Easy Run
Gentle, regenerative run at very comfortable pace. Maintain volume, promote recovery and mobilize without stress
Duration
30 minutes
Target pace
6:45-7:15/km
Estimated distance
4.2-4.4 km
Warm-up - 5 minutes
Gentle start: 7:00-7:30/km - Very comfortable, RPE 2-3. Gradual body activation
Easy Run - 20 minutes
Pace range: 6:45-7:15/km - RPE 3-4. Don't watch the clock, just gentle sensations
Conversation test: You should be able to speak in complete sentences throughout
Breathing: Nasal or nasal-mouth, relaxed and controlled
Cadence: 170-180 spm, light and fluid steps
Cool-down - 5 minutes
Gradual slowdown: 7:00-7:30/km to walking pace.

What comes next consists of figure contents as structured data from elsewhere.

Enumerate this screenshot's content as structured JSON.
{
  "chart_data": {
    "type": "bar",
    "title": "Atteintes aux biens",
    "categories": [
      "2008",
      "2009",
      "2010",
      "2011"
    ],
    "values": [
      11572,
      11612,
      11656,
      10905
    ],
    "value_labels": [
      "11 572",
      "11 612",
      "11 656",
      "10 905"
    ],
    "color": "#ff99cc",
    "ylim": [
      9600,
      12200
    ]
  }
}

Light stretching if time permits
Recovery Run Tips
- Effortless feel: This run should feel enjoyable and sustainable
- Form focus: Concentrate on running form rather than speed
- Listen to body: If something feels off, walk or stop
- Mental preparation: Use this time to prepare for upcoming harder sessions
- Simple pleasure: Enjoy the process and movement
Mental Check Phrase
"Could I maintain this pace for hours without getting agitated?"
If the answer is yes → you're in Easy pace territory.